What I'm trying to make happen: my PoCo::IRC bot requests for you to sign a message with an RSA key, but the message has a random string for every time you identify (sort of like #bitcoin-otc's gribble bot, but using RSA instead of bitcoin).
I want it to say something like
<mybot> With the key for 'donkus', sign the message '2FrNGk7QoCKQecIz', pass through base64. It needs to anticipate the arrival of my signed message. Then I could reply back with my signed message in base64, and it would verify using the hard-coded public key in the script (presumably using Crypt::RSA). This exchange would take place over private messaging.
This is so I could create a bunch of bots to op me on my EFnet channel, and yes I know I can use Eggdrop but I'd sooner write my own perl script than configure all that junk.

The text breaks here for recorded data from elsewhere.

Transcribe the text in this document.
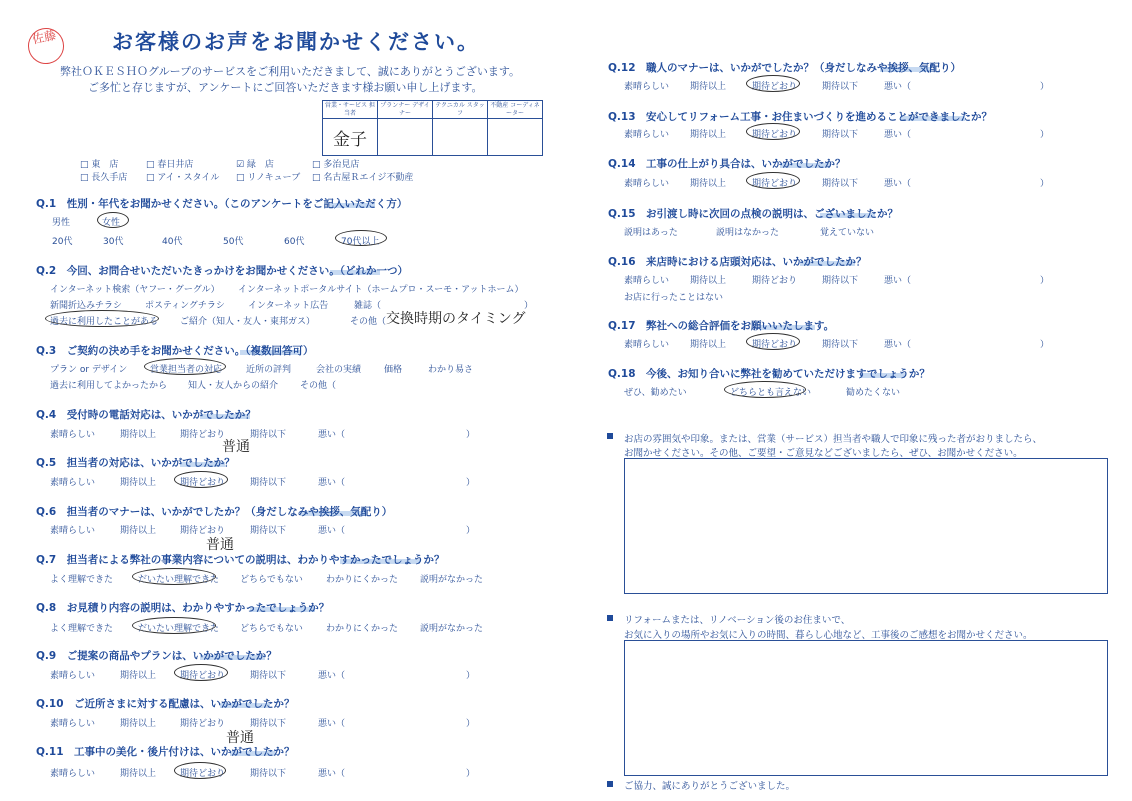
佐藤	お客様のお声をお聞かせください。
弊社ＯＫＥＳＨＯグループのサービスをご利用いただきまして、誠にありがとうございます。
ご多忙と存じますが、アンケートにご回答いただきます様お願い申し上げます。
営業・サービス 担当者	プランナー デザイナー	テクニカル スタッフ	不動産 コーディネーター
金子			
□ 東　店	□ 春日井店	☑ 緑　店	□ 多治見店
□ 長久手店 □ アイ・スタイル □ リノキューブ □ 名古屋Ｒエイジ不動産
Q.1　性別・年代をお聞かせください。（このアンケートをご記入いただく方）
男性	女性
20代	30代	40代	50代	60代	70代以上
Q.2　今回、お問合せいただいたきっかけをお聞かせください。（どれか一つ）
インターネット検索（ヤフー・グーグル） インターネットポータルサイト（ホームプロ・スーモ・アットホーム）
新聞折込みチラシ	ポスティングチラシ	インターネット広告	雑誌（	）
過去に利用したことがある ご紹介（知人・友人・東邦ガス）	その他（ 交換時期のタイミング
Q.3　ご契約の決め手をお聞かせください。（複数回答可）
プラン or デザイン	営業担当者の対応	近所の評判	会社の実績	価格	わかり易さ
過去に利用してよかったから 知人・友人からの紹介 その他（
Q.4　受付時の電話対応は、いかがでしたか？
素晴らしい	期待以上	期待どおり	期待以下	悪い（	）
普通
Q.5　担当者の対応は、いかがでしたか？
素晴らしい	期待以上	期待どおり	期待以下	悪い（	）
Q.6　担当者のマナーは、いかがでしたか？（身だしなみや挨拶、気配り）
素晴らしい	期待以上	期待どおり	期待以下	悪い（	）
普通
Q.7　担当者による弊社の事業内容についての説明は、わかりやすかったでしょうか？
よく理解できた	だいたい理解できた どちらでもない	わかりにくかった 説明がなかった
Q.8　お見積り内容の説明は、わかりやすかったでしょうか？
よく理解できた	だいたい理解できた どちらでもない	わかりにくかった 説明がなかった
Q.9　ご提案の商品やプランは、いかがでしたか？
素晴らしい	期待以上	期待どおり	期待以下	悪い（	）
Q.10　ご近所さまに対する配慮は、いかがでしたか？
素晴らしい	期待以上	期待どおり	期待以下	悪い（	）
普通
Q.11　工事中の美化・後片付けは、いかがでしたか？
素晴らしい	期待以上	期待どおり	期待以下	悪い（	）
Q.12　職人のマナーは、いかがでしたか？（身だしなみや挨拶、気配り）
素晴らしい 期待以上	期待どおり	期待以下	悪い（	）
Q.13　安心してリフォーム工事・お住まいづくりを進めることができましたか？
素晴らしい 期待以上	期待どおり	期待以下	悪い（	）
Q.14　工事の仕上がり具合は、いかがでしたか？
素晴らしい 期待以上	期待どおり	期待以下	悪い（	）
Q.15　お引渡し時に次回の点検の説明は、ございましたか？
説明はあった	説明はなかった	覚えていない
Q.16　来店時における店頭対応は、いかがでしたか？
素晴らしい 期待以上	期待どおり	期待以下	悪い（	）
お店に行ったことはない
Q.17　弊社への総合評価をお願いいたします。
素晴らしい 期待以上	期待どおり	期待以下	悪い（	）
Q.18　今後、お知り合いに弊社を勧めていただけますでしょうか？
ぜひ、勧めたい	どちらとも言えない	勧めたくない
お店の雰囲気や印象。または、営業（サービス）担当者や職人で印象に残った者がおりましたら、
お聞かせください。その他、ご要望・ご意見などございましたら、ぜひ、お聞かせください。
リフォームまたは、リノベーション後のお住まいで、
お気に入りの場所やお気に入りの時間、暮らし心地など、工事後のご感想をお聞かせください。
ご協力、誠にありがとうございました。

I would record the request like this:
$requests{$user} = {
key_for => "donkus",
token => "2FrNGk7QoCKQecIz",
ts => time(),
};
That way, if a user re-requests authentication, the old one is clobbered.
I'd either use the ts field to periodically expire authentication requests, or I'd use a LRU cache of $user identifiers to limit the number of requests in play. If I really cared, I'd do both: have a relatively high LRU cache limit (say 100 requests) and a relatively low timeout of perhaps 2 minutes.
As messages from $user come in, I'd see if they matched the credentials in %requests. If so, they're in. If not, they remain out.